Yes. Our extrapolation gives us seventy to eighty years to prepare.

“You’re extrapolation is wrong. The psychohistorical crisis is happening right now. Splendid Wisdom has passed through a critical topozone boundary and the effect will shudder to the ends of the Galaxy within months. I think I studied under the Galaxy’s finest topozone analyst, but he was working with classical theory and missed this crisis by a league. It’s now,” Eron repeated.

How do you know?

That sounded like Murek Kapor’s old challenge to his know-it-all student. Eron laughed. “I was there. I saw this big huge rock standing on a tiny cup and I wondered why it didn’t fall over—so I touched it with my thumb. It fell over. Much to my chagrin. Actually, there are already two major groups here on Splendid Wisdom alone, both of whom know psychohistory very well and both of whom have been putting their weight behind different visions of mankind’s future, subtly opposing each other—so they will both fail. Rector Jars Hanis leads the largest faction, followed by the self-styled Admiral Hahukum Konn. I have talked with Konn once since Hanis so ruthlessly disposed of me, and it is my assessment that in the wake of my trial he no longer feels safe. Most of the lesser Pscholars aren’t even aware that the two major factions are, in effect, counter-predicting each other. In about a month they’ll be wishing that they lived in a simpler classical universe. They won’t be able to say that the Founder didn’t warn them. The classical universe, in essence, assumes the existence of only one psychohistorian. Yours is a third group. I predict hundreds of others.”

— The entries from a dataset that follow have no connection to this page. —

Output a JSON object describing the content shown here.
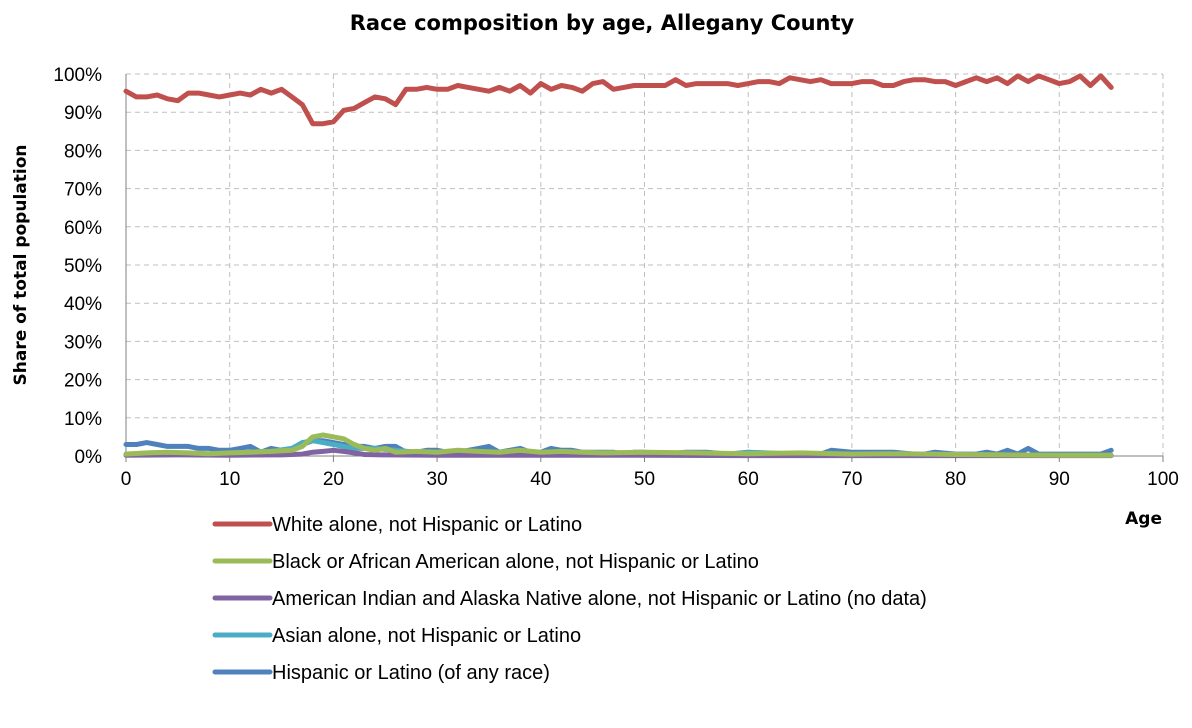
{
  "chart_data": {
    "type": "line",
    "title": "Race composition by age, Allegany County",
    "xlabel": "Age",
    "ylabel": "Share of total population",
    "xlim": [
      0,
      100
    ],
    "ylim": [
      0,
      1
    ],
    "x_ticks": [
      "0",
      "10",
      "20",
      "30",
      "40",
      "50",
      "60",
      "70",
      "80",
      "90",
      "100"
    ],
    "y_ticks": [
      "0%",
      "10%",
      "20%",
      "30%",
      "40%",
      "50%",
      "60%",
      "70%",
      "80%",
      "90%",
      "100%"
    ],
    "grid": "dashed",
    "legend_position": "bottom",
    "series": [
      {
        "name": "White alone, not Hispanic or Latino",
        "color": "#C0504D",
        "x": [
          0,
          1,
          2,
          3,
          4,
          5,
          6,
          7,
          8,
          9,
          10,
          11,
          12,
          13,
          14,
          15,
          16,
          17,
          18,
          19,
          20,
          21,
          22,
          23,
          24,
          25,
          26,
          27,
          28,
          29,
          30,
          31,
          32,
          33,
          34,
          35,
          36,
          37,
          38,
          39,
          40,
          41,
          42,
          43,
          44,
          45,
          46,
          47,
          48,
          49,
          50,
          51,
          52,
          53,
          54,
          55,
          56,
          57,
          58,
          59,
          60,
          61,
          62,
          63,
          64,
          65,
          66,
          67,
          68,
          69,
          70,
          71,
          72,
          73,
          74,
          75,
          76,
          77,
          78,
          79,
          80,
          81,
          82,
          83,
          84,
          85,
          86,
          87,
          88,
          89,
          90,
          91,
          92,
          93,
          94,
          95
        ],
        "values": [
          0.955,
          0.94,
          0.94,
          0.945,
          0.935,
          0.93,
          0.95,
          0.95,
          0.945,
          0.94,
          0.945,
          0.95,
          0.945,
          0.96,
          0.95,
          0.96,
          0.94,
          0.92,
          0.87,
          0.87,
          0.875,
          0.905,
          0.91,
          0.925,
          0.94,
          0.935,
          0.92,
          0.96,
          0.96,
          0.965,
          0.96,
          0.96,
          0.97,
          0.965,
          0.96,
          0.955,
          0.965,
          0.955,
          0.97,
          0.95,
          0.975,
          0.96,
          0.97,
          0.965,
          0.955,
          0.975,
          0.98,
          0.96,
          0.965,
          0.97,
          0.97,
          0.97,
          0.97,
          0.985,
          0.97,
          0.975,
          0.975,
          0.975,
          0.975,
          0.97,
          0.975,
          0.98,
          0.98,
          0.975,
          0.99,
          0.985,
          0.98,
          0.985,
          0.975,
          0.975,
          0.975,
          0.98,
          0.98,
          0.97,
          0.97,
          0.98,
          0.985,
          0.985,
          0.98,
          0.98,
          0.97,
          0.98,
          0.99,
          0.98,
          0.99,
          0.975,
          0.995,
          0.98,
          0.995,
          0.985,
          0.975,
          0.98,
          0.995,
          0.97,
          0.995,
          0.965
        ]
      },
      {
        "name": "Black or African American alone, not Hispanic or Latino",
        "color": "#9BBB59",
        "x": [
          0,
          2,
          4,
          6,
          8,
          10,
          12,
          14,
          16,
          17,
          18,
          19,
          20,
          21,
          22,
          23,
          24,
          25,
          26,
          28,
          30,
          32,
          34,
          36,
          38,
          40,
          42,
          44,
          46,
          50,
          55,
          60,
          65,
          70,
          75,
          80,
          85,
          90,
          95
        ],
        "values": [
          0.005,
          0.008,
          0.01,
          0.008,
          0.006,
          0.008,
          0.01,
          0.012,
          0.015,
          0.025,
          0.05,
          0.055,
          0.05,
          0.045,
          0.03,
          0.02,
          0.015,
          0.02,
          0.01,
          0.012,
          0.01,
          0.015,
          0.012,
          0.01,
          0.015,
          0.01,
          0.012,
          0.01,
          0.008,
          0.01,
          0.008,
          0.006,
          0.008,
          0.005,
          0.006,
          0.004,
          0.003,
          0.002,
          0.002
        ]
      },
      {
        "name": "American Indian and Alaska Native alone, not Hispanic or Latino (no data)",
        "color": "#8064A2",
        "x": [
          0,
          5,
          10,
          15,
          17,
          18,
          19,
          20,
          21,
          22,
          23,
          25,
          30,
          40,
          50,
          60,
          70,
          80,
          90,
          95
        ],
        "values": [
          0.002,
          0.003,
          0.002,
          0.003,
          0.005,
          0.01,
          0.012,
          0.015,
          0.012,
          0.008,
          0.004,
          0.003,
          0.002,
          0.002,
          0.002,
          0.001,
          0.001,
          0.001,
          0.001,
          0.001
        ]
      },
      {
        "name": "Asian alone, not Hispanic or Latino",
        "color": "#4BACC6",
        "x": [
          0,
          2,
          4,
          6,
          8,
          10,
          12,
          14,
          16,
          17,
          18,
          19,
          20,
          21,
          22,
          24,
          26,
          28,
          30,
          32,
          34,
          36,
          38,
          40,
          42,
          44,
          46,
          50,
          55,
          59,
          60,
          65,
          70,
          75,
          80,
          85,
          90,
          95
        ],
        "values": [
          0.005,
          0.005,
          0.008,
          0.006,
          0.005,
          0.008,
          0.01,
          0.012,
          0.02,
          0.035,
          0.04,
          0.035,
          0.03,
          0.025,
          0.02,
          0.02,
          0.015,
          0.01,
          0.01,
          0.012,
          0.01,
          0.01,
          0.012,
          0.008,
          0.01,
          0.008,
          0.006,
          0.008,
          0.005,
          0.006,
          0.01,
          0.005,
          0.004,
          0.003,
          0.003,
          0.002,
          0.002,
          0.002
        ]
      },
      {
        "name": "Hispanic or Latino (of any race)",
        "color": "#4F81BD",
        "x": [
          0,
          1,
          2,
          3,
          4,
          5,
          6,
          7,
          8,
          9,
          10,
          11,
          12,
          13,
          14,
          15,
          16,
          17,
          18,
          19,
          20,
          21,
          22,
          23,
          24,
          25,
          26,
          27,
          28,
          29,
          30,
          31,
          32,
          33,
          34,
          35,
          36,
          37,
          38,
          39,
          40,
          41,
          42,
          43,
          44,
          45,
          46,
          47,
          48,
          49,
          50,
          52,
          54,
          56,
          58,
          60,
          62,
          64,
          66,
          67,
          68,
          70,
          72,
          74,
          76,
          77,
          78,
          80,
          82,
          83,
          84,
          85,
          86,
          87,
          88,
          90,
          92,
          94,
          95
        ],
        "values": [
          0.03,
          0.03,
          0.035,
          0.03,
          0.025,
          0.025,
          0.025,
          0.02,
          0.02,
          0.015,
          0.015,
          0.02,
          0.025,
          0.01,
          0.02,
          0.015,
          0.02,
          0.03,
          0.04,
          0.04,
          0.035,
          0.03,
          0.025,
          0.025,
          0.02,
          0.025,
          0.025,
          0.01,
          0.01,
          0.015,
          0.015,
          0.01,
          0.01,
          0.015,
          0.02,
          0.025,
          0.01,
          0.015,
          0.02,
          0.01,
          0.01,
          0.02,
          0.015,
          0.015,
          0.01,
          0.01,
          0.01,
          0.01,
          0.005,
          0.01,
          0.01,
          0.005,
          0.01,
          0.01,
          0.005,
          0.01,
          0.005,
          0.005,
          0.005,
          0.005,
          0.015,
          0.01,
          0.01,
          0.01,
          0.005,
          0.005,
          0.01,
          0.005,
          0.005,
          0.01,
          0.005,
          0.015,
          0.005,
          0.02,
          0.005,
          0.005,
          0.005,
          0.005,
          0.015
        ]
      }
    ]
  }
}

That is impossible. So much counter-prediction would have destroyed the Fellowship long ago.

Eron smiled. “How willing were you to stand behind a future for the Ulmat Constellation that went against the Master Plan?”

We weren’t ready to be discovered.

“You’re not ready now. You just suggested that you need seventy or eighty more years. The ability to predict is only half of the equation. The power to see your prediction to fruition is the other half. If my predictor is bigger than your predictor, I win.”

And you? Do you see a future?

“A topozone is a very dark place mathematically. A marble on a smooth hill can predict its future—as long as it isn’t sitting exactly at the top of the hill. I’m as blind as you, my friend. The old uncrippled me might have seen something.”

Eron had not mentioned his coming rendezvous with the irregulars of the Regulation at an Orelian masked ball, but, since the ghoul in his fam would be coming along for the ride, it felt it only fair to tell Scogil. An upset Scogil promptly warned him against attending any such clandestine caucus. Kikaju Jama or his Regulation be damned! Involvement had already cost him his organic life and put his daughter in grave danger for no real chance of gain. In the fury following his warning Scogil laid out a detailed plan for escaping the planet with Petunia. There was a Fortress he had in mind which would be safe for Eron and where his talents would be useful. Murek Kapor again. His plan had all the sound of an order.